LONDON/MOSCOW (Reuters) – Two of the Kremlin’s most prominent critics joined forces on Tuesday to try to stop a Russian becoming the next president of international police organization Interpol, saying they feared Moscow would abuse the post to hunt down its detractors.
FILE PHOTO: A man passes an Interpol logo during the handing over ceremony of the new premises for Interpol’s Global Complex for Innovation, a research and development facility, in Singapore September 30, 2014. REUTERS/Edgar Su/File Photo
Interpol’s general assembly is due to elect a new president on Wednesday after incumbent Meng Hongwei of China went missing in September. Beijing later said it had detained him in connection with a bribery probe.
The battle to succeed him turned political after Alexander Prokopchuk, a former major general in Russia’s Ministry of the Interior, emerged as one of the favorites to get the job, a prospect that alarmed critics of President Vladimir Putin.
Russian dissident and former oil tycoon Mikhail Khodorkovsky on Tuesday gave a news conference in London alongside U.S.-born Kremlin critic Bill Browder at which both warned against Prokopchuk’s election, saying it would make it easier for the Kremlin to manipulate Interpol. Moscow has rejected such claims.
“Appointing such a person to the head of the international policing organization would not only damage the reputation of all Interpol member states, but would carry a grave threat to those who may be considered potential victims of political persecution,” said Khodorkovsky.
Putin freed Khodorkovsky in 2013 after he had spent a decade in jail for fraud, a charge Khodorkovsky said was fabricated to punish him for funding political opposition to Putin. The president has said he regards the businessman as a common thief.
Browder, the head of investment fund Hermitage Capital Management, has led a campaign to expose corruption and punish Russian officials he blames for the death of lawyer Sergei Magnitsky in 2009 in a Moscow prison.
“If a Russian is president of this organization the Russian will be acting on the instructions of Vladimir Putin,” said Browder, who used to support the president before becoming one of his most implacable international critics.
“To put his representative in charge of the most important international crime fighting organization is like putting the mafia in charge,” said Browder.
Russian prosecutors said on Monday they suspected Browder of ordering a string of murders, including of Magnitsky, in a twist the financier dismissed as ludicrous.
On Monday, four U.S. senators jointly urged President Donald Trump to oppose Prokopchuk’s candidacy and accused Russia of abusing Interpol to settle scores and harass dissidents by issuing warrants, known as red notices, for their arrest.
Browder was briefly detained by Spanish police in May on a Russian Interpol red notice that was then deemed invalid.
Politicians in Lithuania and Ukraine have urged their governments to quit Interpol if Prokopchuk is elected, while Britain has said it is backing his South Korean rival Kim Jong Yang, currently the organization’s senior vice-president.

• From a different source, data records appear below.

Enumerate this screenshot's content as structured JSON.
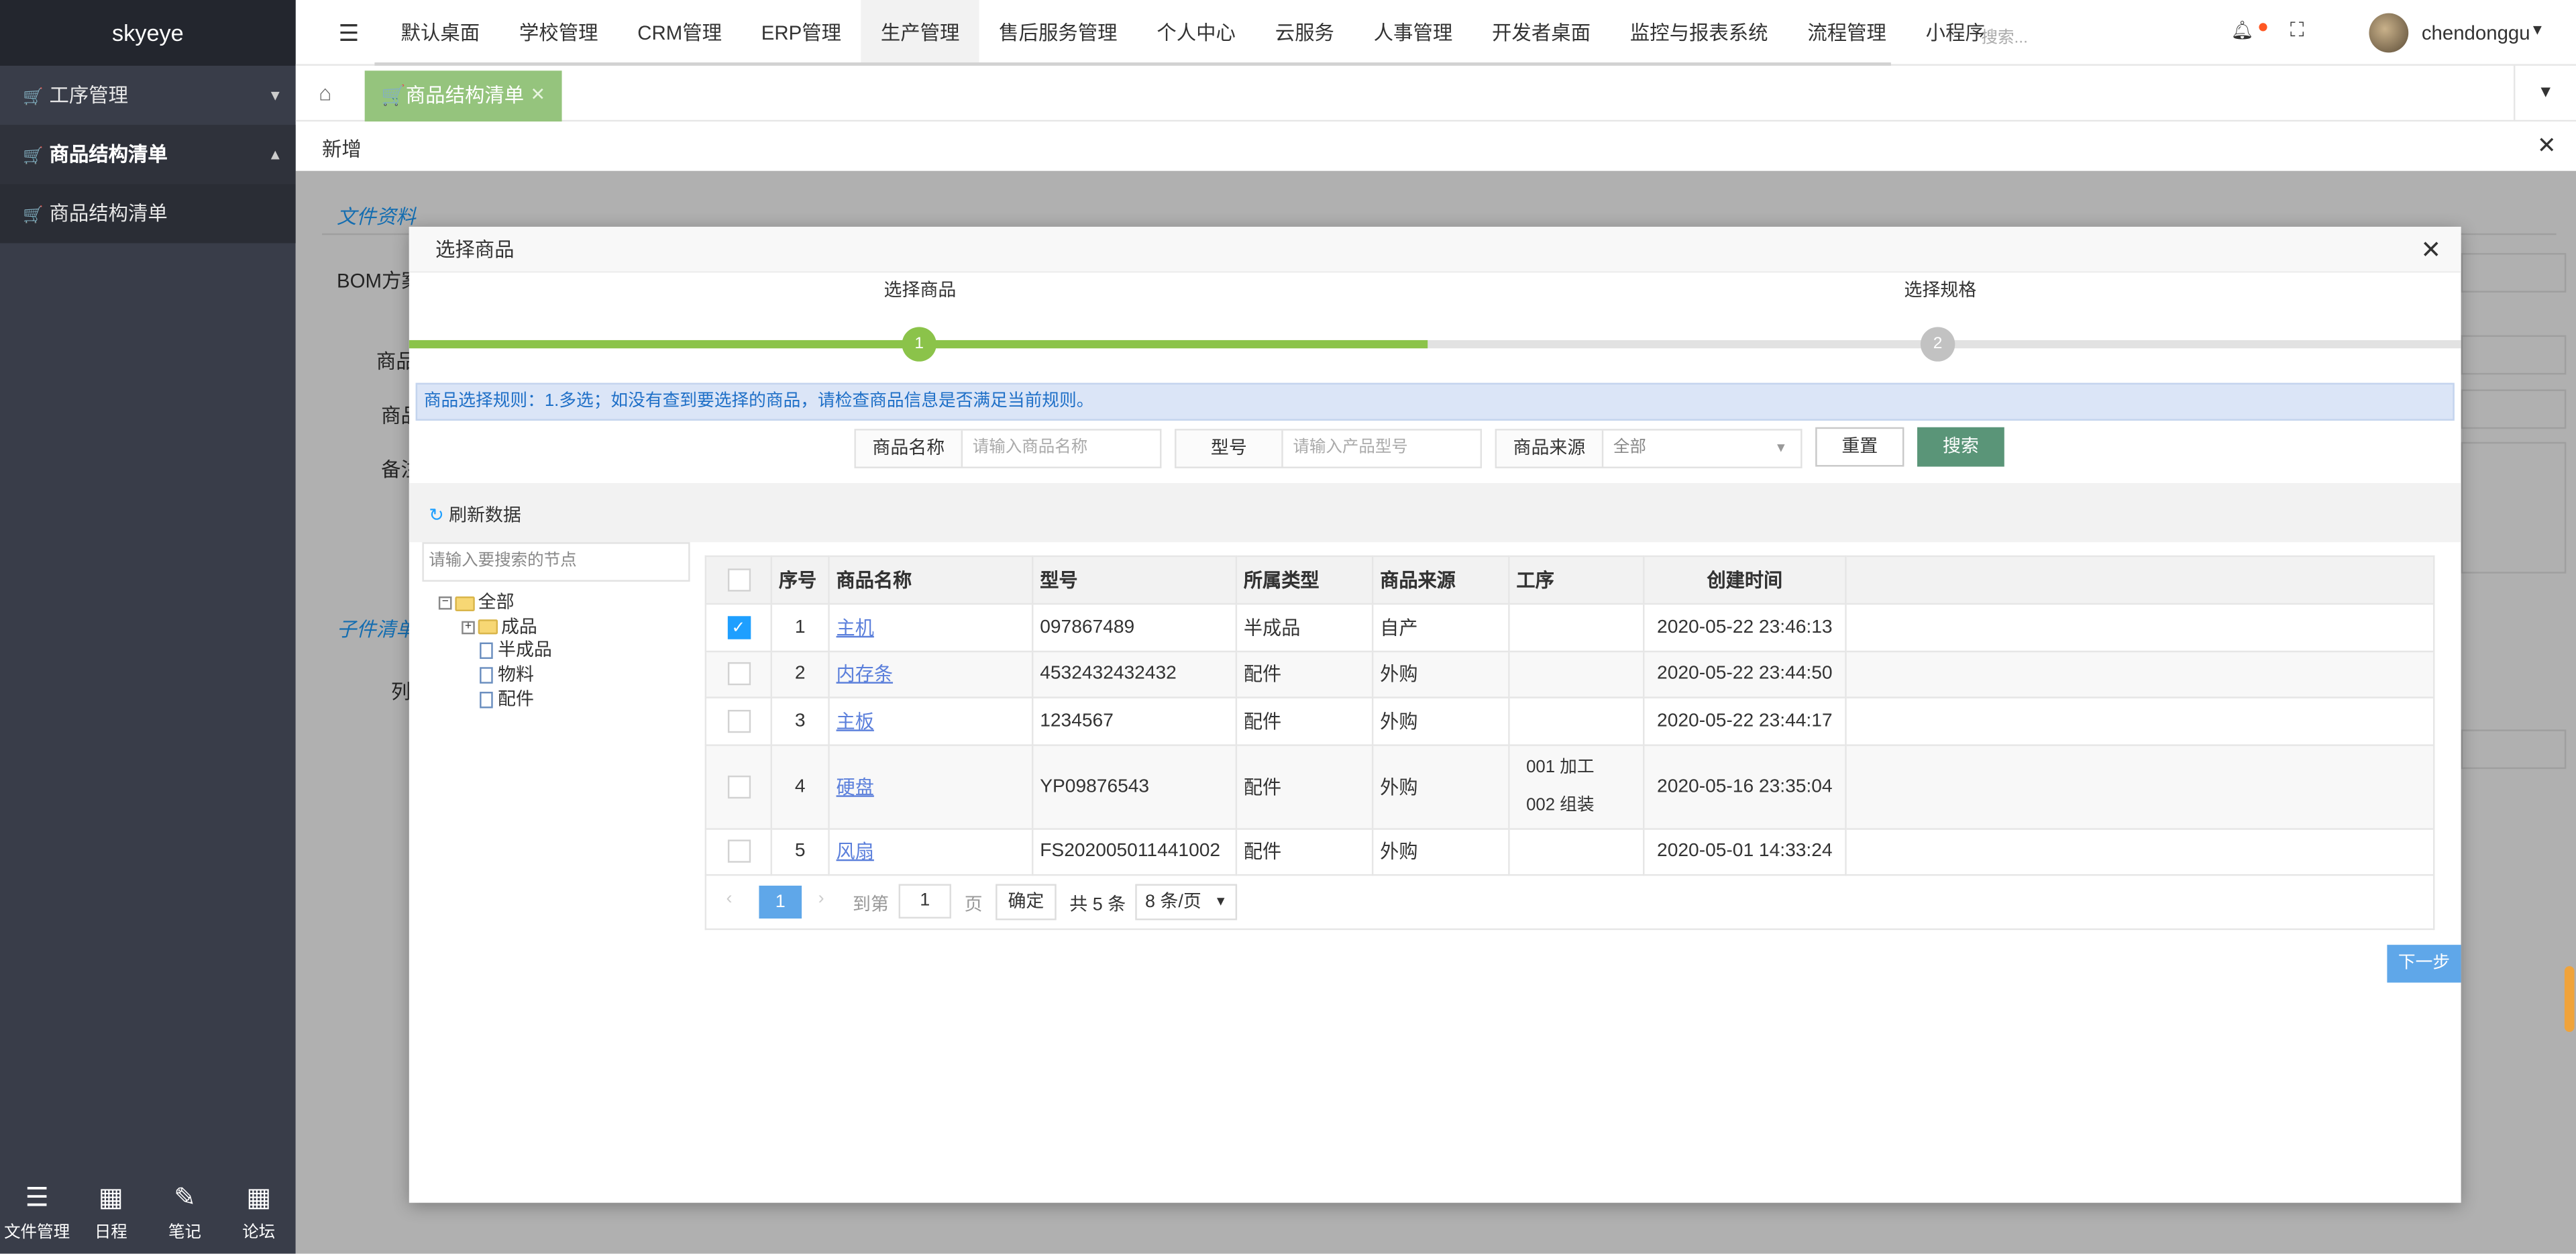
{
  "app": {
    "name": "skyeye"
  },
  "sidebar": {
    "items": [
      {
        "label": "工序管理"
      },
      {
        "label": "商品结构清单"
      },
      {
        "label": "商品结构清单"
      }
    ],
    "bottom": [
      {
        "label": "文件管理"
      },
      {
        "label": "日程"
      },
      {
        "label": "笔记"
      },
      {
        "label": "论坛"
      }
    ]
  },
  "topnav": {
    "items": [
      "默认桌面",
      "学校管理",
      "CRM管理",
      "ERP管理",
      "生产管理",
      "售后服务管理",
      "个人中心",
      "云服务",
      "人事管理",
      "开发者桌面",
      "监控与报表系统",
      "流程管理",
      "小程序"
    ],
    "active_index": 4,
    "search_placeholder": "搜索...",
    "username": "chendonggua"
  },
  "tabs": [
    {
      "label": "商品结构清单"
    }
  ],
  "subpanel": {
    "title": "新增",
    "bg_section1": "文件资料",
    "bg_label1": "BOM方案",
    "bg_label2": "商品",
    "bg_label3": "商品",
    "bg_label4": "备注",
    "bg_section2": "子件清单",
    "bg_label5": "列"
  },
  "modal": {
    "title": "选择商品",
    "steps": [
      {
        "label": "选择商品",
        "number": "1"
      },
      {
        "label": "选择规格",
        "number": "2"
      }
    ],
    "rule_text": "商品选择规则：1.多选；如没有查到要选择的商品，请检查商品信息是否满足当前规则。",
    "filters": {
      "name_label": "商品名称",
      "name_placeholder": "请输入商品名称",
      "model_label": "型号",
      "model_placeholder": "请输入产品型号",
      "source_label": "商品来源",
      "source_value": "全部"
    },
    "reset_label": "重置",
    "search_label": "搜索",
    "refresh_label": "刷新数据",
    "tree_search_placeholder": "请输入要搜索的节点",
    "tree": {
      "root": "全部",
      "children": [
        "成品",
        "半成品",
        "物料",
        "配件"
      ]
    },
    "table": {
      "headers": [
        "序号",
        "商品名称",
        "型号",
        "所属类型",
        "商品来源",
        "工序",
        "创建时间"
      ],
      "rows": [
        {
          "checked": true,
          "no": "1",
          "name": "主机",
          "model": "097867489",
          "type": "半成品",
          "source": "自产",
          "process": [
            "",
            ""
          ],
          "created": "2020-05-22 23:46:13"
        },
        {
          "checked": false,
          "no": "2",
          "name": "内存条",
          "model": "4532432432432",
          "type": "配件",
          "source": "外购",
          "process": [
            "",
            ""
          ],
          "created": "2020-05-22 23:44:50"
        },
        {
          "checked": false,
          "no": "3",
          "name": "主板",
          "model": "1234567",
          "type": "配件",
          "source": "外购",
          "process": [
            "",
            ""
          ],
          "created": "2020-05-22 23:44:17"
        },
        {
          "checked": false,
          "no": "4",
          "name": "硬盘",
          "model": "YP09876543",
          "type": "配件",
          "source": "外购",
          "process": [
            "001 加工",
            "002 组装"
          ],
          "created": "2020-05-16 23:35:04"
        },
        {
          "checked": false,
          "no": "5",
          "name": "风扇",
          "model": "FS202005011441002",
          "type": "配件",
          "source": "外购",
          "process": [
            "",
            ""
          ],
          "created": "2020-05-01 14:33:24"
        }
      ]
    },
    "pager": {
      "current": "1",
      "goto_label": "到第",
      "goto_value": "1",
      "page_unit": "页",
      "confirm": "确定",
      "total": "共 5 条",
      "size": "8 条/页"
    },
    "next_label": "下一步"
  }
}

The Kremlin said on Tuesday that opposition to Prokopchuk’s candidacy by U.S. senators amounted to election meddling.
“This is probably a certain kind of interference in the electoral process of an international organization,” Kremlin spokesman Dmitry Peskov told reporters.
Russia’s Ministry of the Interior defended Prokopchuk.
“We see a campaign aimed at discrediting the Russian candidate,” it said in a statement, complaining about what it called the unacceptable politicisation of Interpol.
“Alexander Prokopchuk has many years of experience working in the law enforcement sphere and is currently Interpol’s vice-president… which confirms the trust and high esteem in which his work in this international organization is held.”
If elected, he would carry out his duties solely in Interpol’s own interests, the ministry said.
Interpol’s 194 member states each have a vote in Wednesday’s election in Dubai, it said on its website. The winner will serve the last two years of Meng Hongwei’s original four-year mandate.